This is what Jesus tells his disciples right after healing a cripple on the Sabbath. “I can only do what I know. And all I know is what the Father does.” More often than not, whenever we think of Jesus’ miracles we think of Jesus’ divinity. “He’s God. Of course he can raise the dead.” Or so goes our line of thinking. Now, there is a kernel of truth to our statement. But for the most part, thinking of Jesus the “healer” as Jesus the “divine” is wrong. And the reason we’re wrong is because we are assuming that there is a split between Jesus’ humanity and Jesus’ divinity. And our assumption is wrong. Because Jesus is fully human and fully divine. Not 50/50. Not schizophrenic, as if Jesus was divine half of the time (when he heals cripples) and human the other half of the time (when he yells at the Pharisees). No. Jesus is fully both. And so whenever Jesus heals a cripple on the Sabbath, which is the context of this verse, Jesus is revealing to us what it means to be fully human. He’s not being Jekyll and holding back his inner-Hyde. He’s being Jesus – the God-man – fully human, and fully divine.

You see, we often try and understand Jesus’ full humanity by looking at ourselves and then projecting our humanity onto Jesus. In other words, we assume that we are fully human and then we use our experience to understand Jesus. But this is crazy. Jesus understands us fully. But sadly, it doesn’t work the other way around.

You see, using our supposed “full humanity” to understand Jesus is like drinking a cup of polluted sewer water to understand how wonderful purified Dasani tastes. Of course, it’s hard to blame us for our error. The polluted sewer water is all that we know. But to drink our sewer water and say, “ahh, that’s the good stuff” is to make a huge mistake. But that’s exactly what we do. We take our experience and say, “ahh, that’s what it means to be fully human.” And in doing so, we make a huge mistake.

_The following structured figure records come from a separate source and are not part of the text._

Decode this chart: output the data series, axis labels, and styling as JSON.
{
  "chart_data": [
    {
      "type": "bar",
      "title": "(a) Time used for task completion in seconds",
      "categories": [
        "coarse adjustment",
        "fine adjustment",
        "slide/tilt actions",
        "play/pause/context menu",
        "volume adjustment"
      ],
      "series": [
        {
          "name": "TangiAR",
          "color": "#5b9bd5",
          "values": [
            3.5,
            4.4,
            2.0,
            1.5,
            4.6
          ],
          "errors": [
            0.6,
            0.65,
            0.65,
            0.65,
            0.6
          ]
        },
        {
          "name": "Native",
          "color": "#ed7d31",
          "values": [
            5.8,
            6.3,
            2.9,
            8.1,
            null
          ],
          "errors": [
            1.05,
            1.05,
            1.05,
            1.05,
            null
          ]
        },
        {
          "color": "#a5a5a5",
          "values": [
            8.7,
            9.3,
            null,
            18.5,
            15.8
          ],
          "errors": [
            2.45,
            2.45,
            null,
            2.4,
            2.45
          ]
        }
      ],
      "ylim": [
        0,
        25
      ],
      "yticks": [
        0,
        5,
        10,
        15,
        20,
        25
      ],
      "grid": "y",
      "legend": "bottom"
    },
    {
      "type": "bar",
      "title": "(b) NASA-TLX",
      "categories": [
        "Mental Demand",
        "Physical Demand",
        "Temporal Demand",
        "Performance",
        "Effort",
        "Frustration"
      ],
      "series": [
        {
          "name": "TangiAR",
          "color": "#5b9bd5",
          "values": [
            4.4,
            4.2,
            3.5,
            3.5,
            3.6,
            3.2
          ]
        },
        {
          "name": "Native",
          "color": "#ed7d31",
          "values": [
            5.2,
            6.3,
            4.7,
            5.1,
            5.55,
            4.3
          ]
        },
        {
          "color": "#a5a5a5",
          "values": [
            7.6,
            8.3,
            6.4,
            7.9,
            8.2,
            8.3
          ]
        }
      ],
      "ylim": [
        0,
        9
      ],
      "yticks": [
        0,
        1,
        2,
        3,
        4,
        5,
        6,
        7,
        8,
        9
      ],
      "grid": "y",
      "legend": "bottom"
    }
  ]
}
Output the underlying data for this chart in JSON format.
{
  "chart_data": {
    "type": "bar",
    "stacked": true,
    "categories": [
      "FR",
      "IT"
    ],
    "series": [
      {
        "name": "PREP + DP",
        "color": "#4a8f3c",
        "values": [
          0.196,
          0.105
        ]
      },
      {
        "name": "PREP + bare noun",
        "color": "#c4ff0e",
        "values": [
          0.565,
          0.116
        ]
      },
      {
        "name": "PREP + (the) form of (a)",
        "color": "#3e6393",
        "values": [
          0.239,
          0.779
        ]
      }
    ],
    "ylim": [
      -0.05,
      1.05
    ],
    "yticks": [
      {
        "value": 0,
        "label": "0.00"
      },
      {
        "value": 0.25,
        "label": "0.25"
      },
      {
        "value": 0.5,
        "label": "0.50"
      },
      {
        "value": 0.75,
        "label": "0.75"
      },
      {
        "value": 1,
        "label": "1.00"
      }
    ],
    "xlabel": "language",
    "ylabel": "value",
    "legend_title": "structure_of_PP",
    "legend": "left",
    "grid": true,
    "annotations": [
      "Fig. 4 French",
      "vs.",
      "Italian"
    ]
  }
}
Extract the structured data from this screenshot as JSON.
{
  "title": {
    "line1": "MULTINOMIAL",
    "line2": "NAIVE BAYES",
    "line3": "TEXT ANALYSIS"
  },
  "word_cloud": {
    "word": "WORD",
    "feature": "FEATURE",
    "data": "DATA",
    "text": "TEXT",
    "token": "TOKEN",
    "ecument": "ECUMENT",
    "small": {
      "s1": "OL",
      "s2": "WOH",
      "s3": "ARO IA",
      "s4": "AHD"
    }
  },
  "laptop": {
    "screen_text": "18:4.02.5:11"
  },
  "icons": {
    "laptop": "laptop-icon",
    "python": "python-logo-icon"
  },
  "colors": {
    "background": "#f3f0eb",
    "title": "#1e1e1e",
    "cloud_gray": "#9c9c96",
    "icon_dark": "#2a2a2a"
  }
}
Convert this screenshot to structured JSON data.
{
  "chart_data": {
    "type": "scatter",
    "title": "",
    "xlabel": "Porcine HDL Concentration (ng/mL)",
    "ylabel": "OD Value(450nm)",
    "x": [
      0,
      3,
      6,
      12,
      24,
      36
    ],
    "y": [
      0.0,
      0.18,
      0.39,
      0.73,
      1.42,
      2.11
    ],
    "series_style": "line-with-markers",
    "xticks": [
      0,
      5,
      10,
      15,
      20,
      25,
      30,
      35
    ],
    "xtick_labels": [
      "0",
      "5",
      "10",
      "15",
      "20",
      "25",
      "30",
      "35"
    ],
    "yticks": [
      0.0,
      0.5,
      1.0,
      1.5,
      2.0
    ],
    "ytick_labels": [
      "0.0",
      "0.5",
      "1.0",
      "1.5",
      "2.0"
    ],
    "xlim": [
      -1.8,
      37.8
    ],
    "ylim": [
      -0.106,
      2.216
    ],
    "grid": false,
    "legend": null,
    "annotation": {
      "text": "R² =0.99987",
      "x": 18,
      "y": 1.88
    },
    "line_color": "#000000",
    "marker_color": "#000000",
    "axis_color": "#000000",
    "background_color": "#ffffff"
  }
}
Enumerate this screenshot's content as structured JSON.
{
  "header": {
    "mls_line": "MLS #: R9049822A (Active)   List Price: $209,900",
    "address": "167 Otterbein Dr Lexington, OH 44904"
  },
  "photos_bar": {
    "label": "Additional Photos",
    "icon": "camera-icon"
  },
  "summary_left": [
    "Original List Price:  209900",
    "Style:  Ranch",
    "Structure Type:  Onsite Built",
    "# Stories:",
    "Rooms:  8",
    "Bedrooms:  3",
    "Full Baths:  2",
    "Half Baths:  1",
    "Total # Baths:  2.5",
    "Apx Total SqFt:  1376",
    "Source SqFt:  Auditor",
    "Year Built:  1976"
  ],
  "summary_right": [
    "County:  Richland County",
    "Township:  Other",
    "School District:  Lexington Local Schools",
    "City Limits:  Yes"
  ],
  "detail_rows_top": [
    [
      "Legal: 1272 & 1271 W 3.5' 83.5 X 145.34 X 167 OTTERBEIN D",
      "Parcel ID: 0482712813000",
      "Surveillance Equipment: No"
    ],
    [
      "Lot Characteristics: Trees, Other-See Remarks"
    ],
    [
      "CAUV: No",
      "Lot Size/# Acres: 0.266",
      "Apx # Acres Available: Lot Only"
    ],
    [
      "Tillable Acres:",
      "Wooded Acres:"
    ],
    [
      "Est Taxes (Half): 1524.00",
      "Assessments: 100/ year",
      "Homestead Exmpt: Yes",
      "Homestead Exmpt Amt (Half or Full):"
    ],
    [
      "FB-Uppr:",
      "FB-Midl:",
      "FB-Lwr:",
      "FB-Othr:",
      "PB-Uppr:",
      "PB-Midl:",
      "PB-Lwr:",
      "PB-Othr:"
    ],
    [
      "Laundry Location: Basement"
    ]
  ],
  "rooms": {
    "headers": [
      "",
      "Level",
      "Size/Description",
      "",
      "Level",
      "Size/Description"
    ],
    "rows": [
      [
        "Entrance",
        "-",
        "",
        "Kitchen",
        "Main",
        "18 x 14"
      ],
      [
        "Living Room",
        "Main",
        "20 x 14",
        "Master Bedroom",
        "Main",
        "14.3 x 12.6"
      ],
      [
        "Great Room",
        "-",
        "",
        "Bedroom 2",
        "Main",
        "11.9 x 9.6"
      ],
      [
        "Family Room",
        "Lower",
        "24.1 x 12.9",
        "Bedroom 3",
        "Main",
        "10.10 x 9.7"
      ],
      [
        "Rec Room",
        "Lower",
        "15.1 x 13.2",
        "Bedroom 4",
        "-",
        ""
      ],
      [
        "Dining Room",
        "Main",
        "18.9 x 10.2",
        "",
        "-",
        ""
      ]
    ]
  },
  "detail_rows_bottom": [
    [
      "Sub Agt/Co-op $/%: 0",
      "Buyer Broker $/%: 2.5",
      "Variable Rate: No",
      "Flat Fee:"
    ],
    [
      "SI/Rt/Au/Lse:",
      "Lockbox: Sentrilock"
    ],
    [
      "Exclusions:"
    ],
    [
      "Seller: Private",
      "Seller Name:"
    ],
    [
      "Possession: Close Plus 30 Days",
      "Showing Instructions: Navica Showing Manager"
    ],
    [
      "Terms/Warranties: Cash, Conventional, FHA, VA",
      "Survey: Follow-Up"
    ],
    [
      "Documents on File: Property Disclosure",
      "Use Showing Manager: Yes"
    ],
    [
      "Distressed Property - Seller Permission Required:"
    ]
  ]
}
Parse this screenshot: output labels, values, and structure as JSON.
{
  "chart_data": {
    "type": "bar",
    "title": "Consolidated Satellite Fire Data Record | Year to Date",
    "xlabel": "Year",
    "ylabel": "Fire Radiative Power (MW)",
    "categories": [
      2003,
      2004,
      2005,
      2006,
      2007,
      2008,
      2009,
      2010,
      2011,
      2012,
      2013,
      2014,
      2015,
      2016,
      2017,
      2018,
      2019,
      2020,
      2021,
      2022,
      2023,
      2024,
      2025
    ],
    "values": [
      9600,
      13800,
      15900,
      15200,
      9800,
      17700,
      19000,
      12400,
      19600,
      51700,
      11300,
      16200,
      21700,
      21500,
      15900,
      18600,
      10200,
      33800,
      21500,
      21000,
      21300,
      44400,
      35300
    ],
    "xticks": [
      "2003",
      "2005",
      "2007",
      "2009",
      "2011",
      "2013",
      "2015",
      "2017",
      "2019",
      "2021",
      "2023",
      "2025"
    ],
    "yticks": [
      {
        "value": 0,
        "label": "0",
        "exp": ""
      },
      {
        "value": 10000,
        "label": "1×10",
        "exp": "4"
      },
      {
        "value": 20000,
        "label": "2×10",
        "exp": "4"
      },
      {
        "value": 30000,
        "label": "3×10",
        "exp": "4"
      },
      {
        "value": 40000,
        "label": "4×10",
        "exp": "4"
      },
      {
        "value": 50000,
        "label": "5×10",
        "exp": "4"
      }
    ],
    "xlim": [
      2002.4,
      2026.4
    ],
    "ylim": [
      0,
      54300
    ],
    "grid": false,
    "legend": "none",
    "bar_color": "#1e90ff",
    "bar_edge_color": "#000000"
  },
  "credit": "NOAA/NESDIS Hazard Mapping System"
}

This may sound odd, but we’re not fully human. Again: we are not fully human. And the miracle of the incarnation isn’t just that Jesus is fully divine, but that Jesus is fully human as well. And so if we want to know what it means to be fully human, we can’t look at ourselves. We have to look at Jesus. And I think this bible verse gives us a huge clue as to what full humanity looks like.

Full humanity is living a life of total and complete dependence on our Father in heaven. Full humanity is seeing what the Father does and then doing the same. Fully humanity is being the perfect image of God. “Whatever the Father does, the Son does likewise.”

UNTIL THURSDAY: Come to terms with the fact that we are not fully human. We’re not purified Dasani. And because of that, we do not understand what it means for Jesus to be fully human. In fact, I’m going to go out on a limb and say that Jesus’ act of healing that cripple was the most human thing he could have done. It wasn’t a “supernatural act.” It was a natural fully human act. And that’s why we can’t understand it. Each of us must come to terms with the fact that we are not fully human. Only Jesus is. Once we acknowledge our diminished humanity, we can begin to joyfully anticipate – and even live into – the full humanity Jesus promises will one day be given to us in the resurrection of the dead.

2 comments:

Anonymous said...

This is a really cool way of looking at this scripture! I can see your thesis informing your thought. One thing, though -- Dasani is basically tap water. How about some natural spring water, man!

KAM said...

Hope the branch doesn't break while you're out on that limb.